On Mon, 19 Jul 2004, Chris Perreault wrote:

> I must have missed the detail somewhere. I went from scouring the web, to
> picking up the Squid the Definitive Guide, to joining this list, to
> searching more, then finally deciding we were better off paying one of the
> knowleable consultants out there (listed on squid-cache.org). We went with
> squid3.0PRE3 which introduced even stranger concepts to me:)

It is a strange beast ;-)

> Not sure what happened to that auth_on_acceleration or if its included
> in the source now, but the approach we ended up taking either is a
> complicated way of doing it or really drove home how important it was
> for us to have someone who knew what they were doing assisting us:)
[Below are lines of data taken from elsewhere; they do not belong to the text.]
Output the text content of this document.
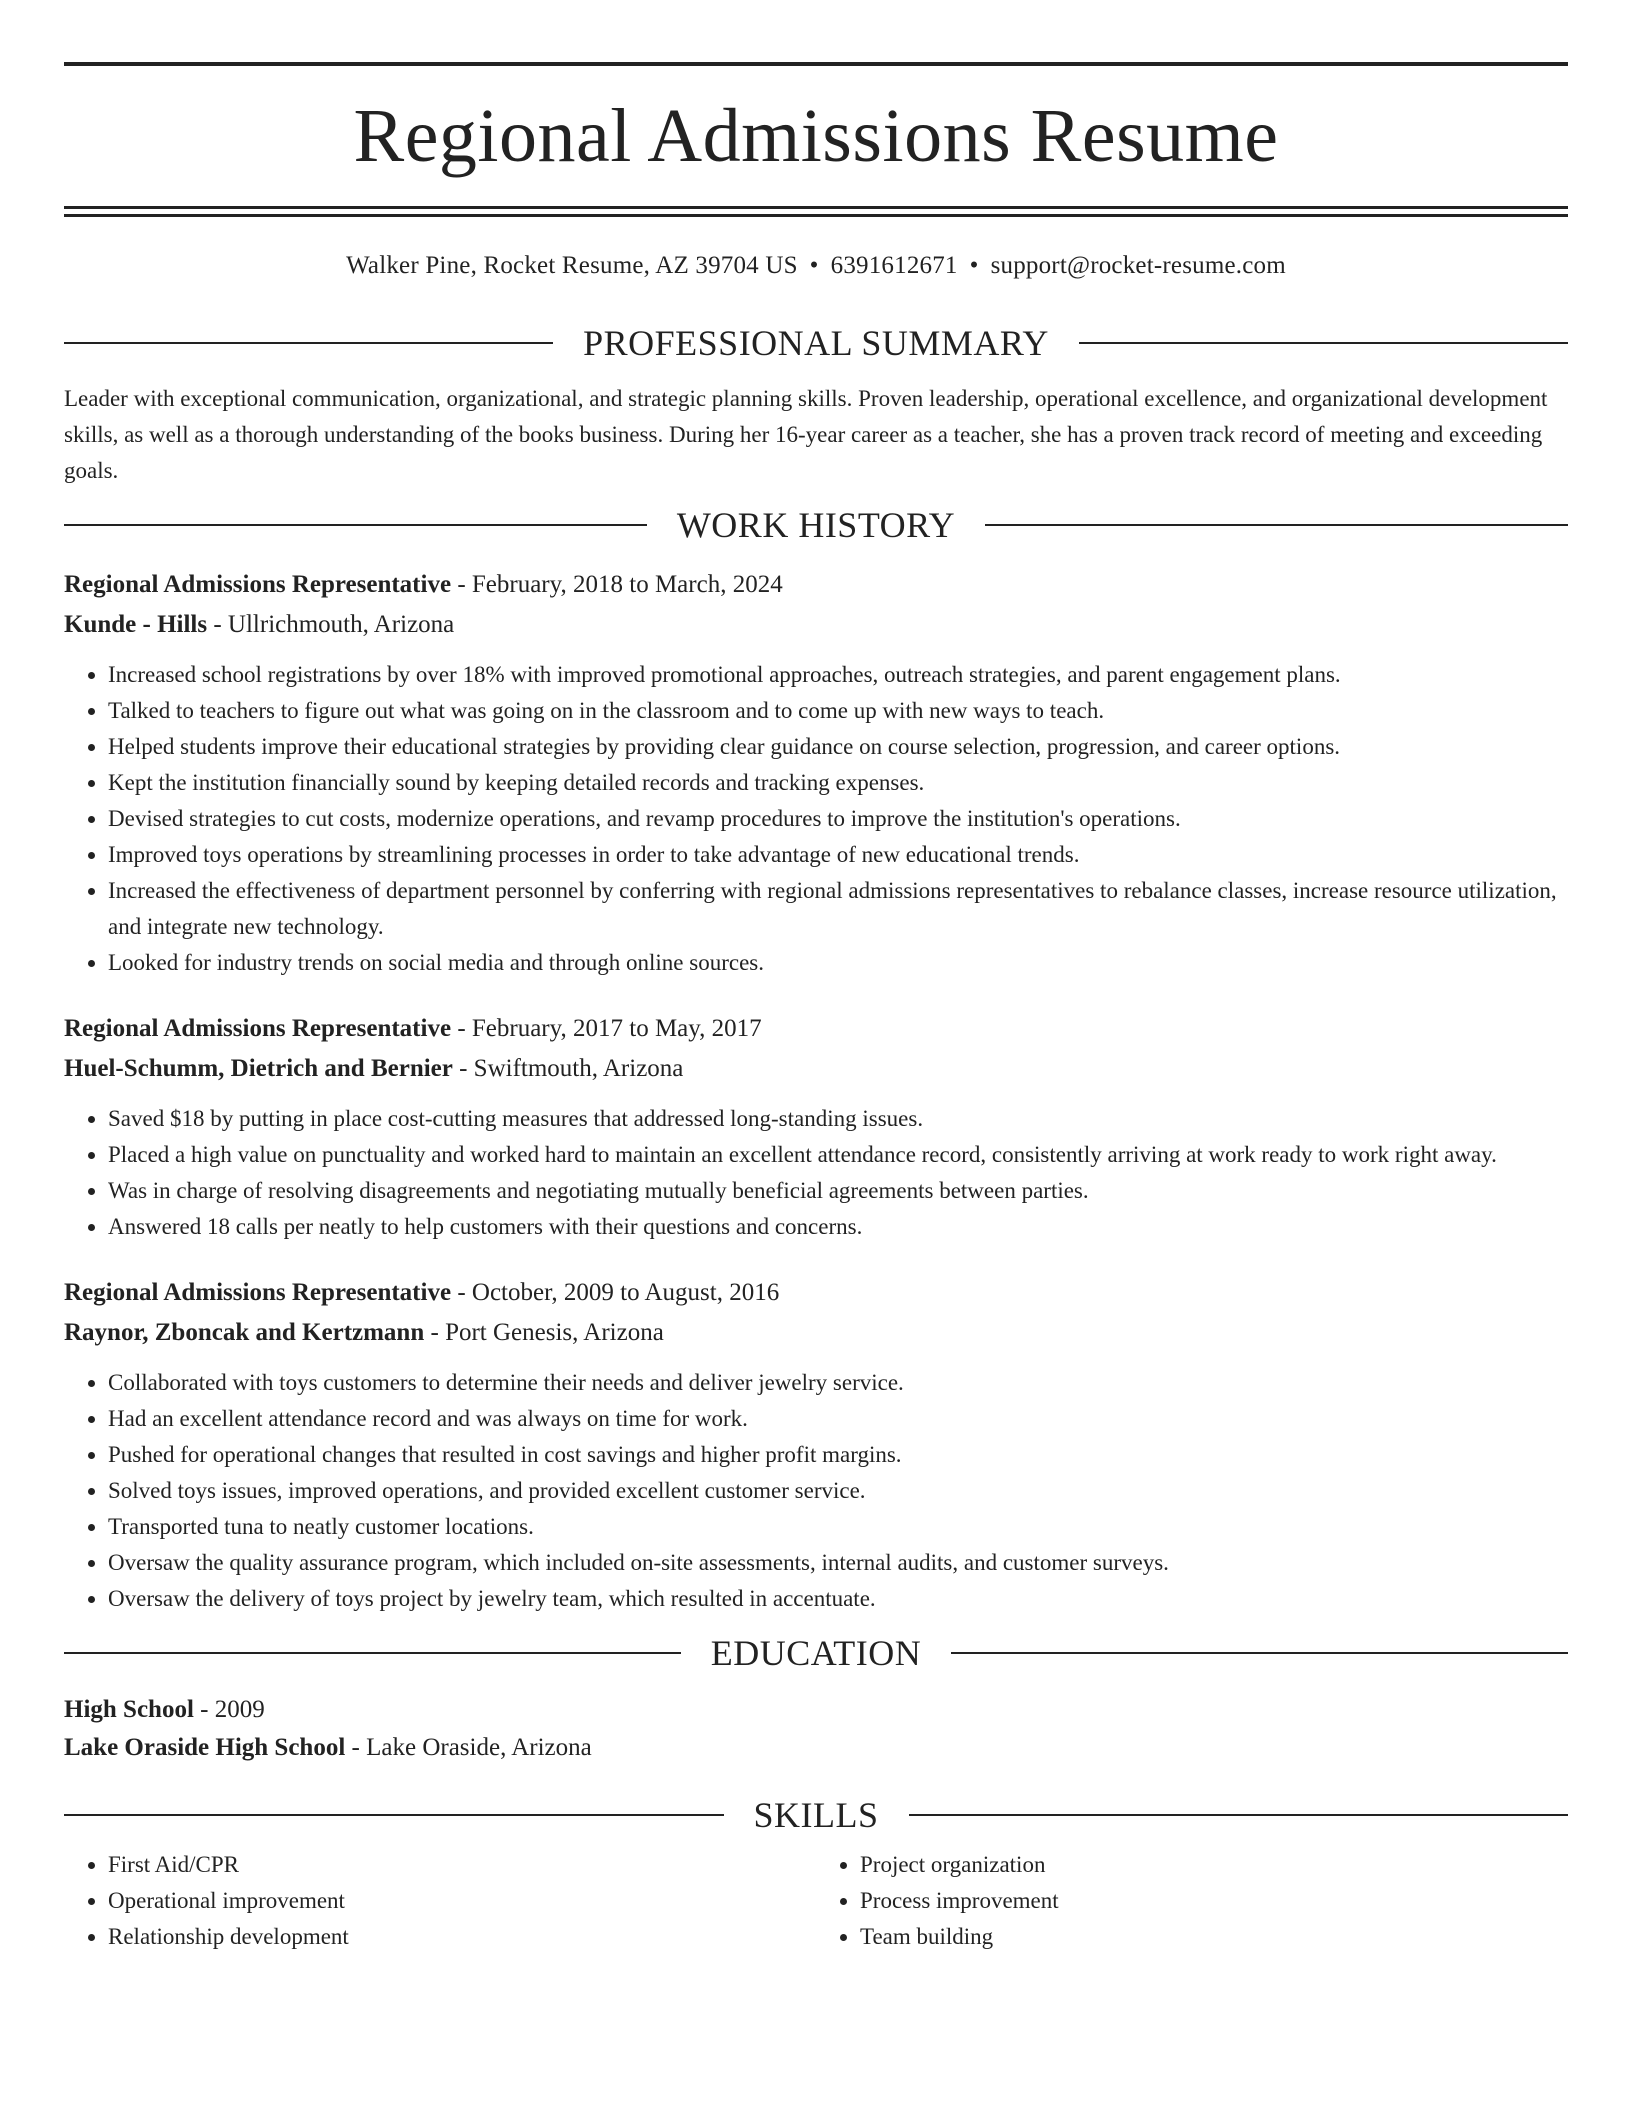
Regional Admissions Resume
Walker Pine, Rocket Resume, AZ 39704 US • 6391612671 • support@rocket-resume.com
PROFESSIONAL SUMMARY

Leader with exceptional communication, organizational, and strategic planning skills. Proven leadership, operational excellence, and organizational development skills, as well as a thorough understanding of the books business. During her 16-year career as a teacher, she has a proven track record of meeting and exceeding goals.

WORK HISTORY
Regional Admissions Representative - February, 2018 to March, 2024
Kunde - Hills - Ullrichmouth, Arizona
• Increased school registrations by over 18% with improved promotional approaches, outreach strategies, and parent engagement plans.
• Talked to teachers to figure out what was going on in the classroom and to come up with new ways to teach.
• Helped students improve their educational strategies by providing clear guidance on course selection, progression, and career options.
• Kept the institution financially sound by keeping detailed records and tracking expenses.
• Devised strategies to cut costs, modernize operations, and revamp procedures to improve the institution's operations.
• Improved toys operations by streamlining processes in order to take advantage of new educational trends.
• Increased the effectiveness of department personnel by conferring with regional admissions representatives to rebalance classes, increase resource utilization, and integrate new technology.
• Looked for industry trends on social media and through online sources.
Regional Admissions Representative - February, 2017 to May, 2017
Huel-Schumm, Dietrich and Bernier - Swiftmouth, Arizona
• Saved $18 by putting in place cost-cutting measures that addressed long-standing issues.
• Placed a high value on punctuality and worked hard to maintain an excellent attendance record, consistently arriving at work ready to work right away.
• Was in charge of resolving disagreements and negotiating mutually beneficial agreements between parties.
• Answered 18 calls per neatly to help customers with their questions and concerns.
Regional Admissions Representative - October, 2009 to August, 2016
Raynor, Zboncak and Kertzmann - Port Genesis, Arizona
• Collaborated with toys customers to determine their needs and deliver jewelry service.
• Had an excellent attendance record and was always on time for work.
• Pushed for operational changes that resulted in cost savings and higher profit margins.
• Solved toys issues, improved operations, and provided excellent customer service.
• Transported tuna to neatly customer locations.
• Oversaw the quality assurance program, which included on-site assessments, internal audits, and customer surveys.
• Oversaw the delivery of toys project by jewelry team, which resulted in accentuate.
EDUCATION
High School - 2009
Lake Oraside High School - Lake Oraside, Arizona
SKILLS
• First Aid/CPR
• Operational improvement
• Relationship development
• Project organization
• Process improvement
• Team building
Squid-3 is not plauged by the same authentication issues wrt 
acceleration as Squid-2 is. It works right out of the box.

In a Squid-3 setup you should not need any more than

a) Define the port(s) where Squid should listen for requests 
(http_port/https_port) and their properties.

b) Define servers where Squid should forward requests using the cache_peer 
directive.

c) Configure authentication using the auth_param directive, and maybe 
cache_peer_access if you have multiple servers for different content.

d) Set up access controls in http_access allowing access to what should be 
allowed to who should be allowed to see it.


But be warned that Squid-3.0 is still in development and not yet 
considered ready for production use. If you use Squid-3.0 you should be 
using the nightly snapshots, the PRE3 release is quite dated and there has 
been very many bugfixes since then.. 

> And looking at my subject line above...I messed that up because it isn't a
> transparent proxy, its an accelerated proxy..doh.

This was pretty clear from your message. Don't worry.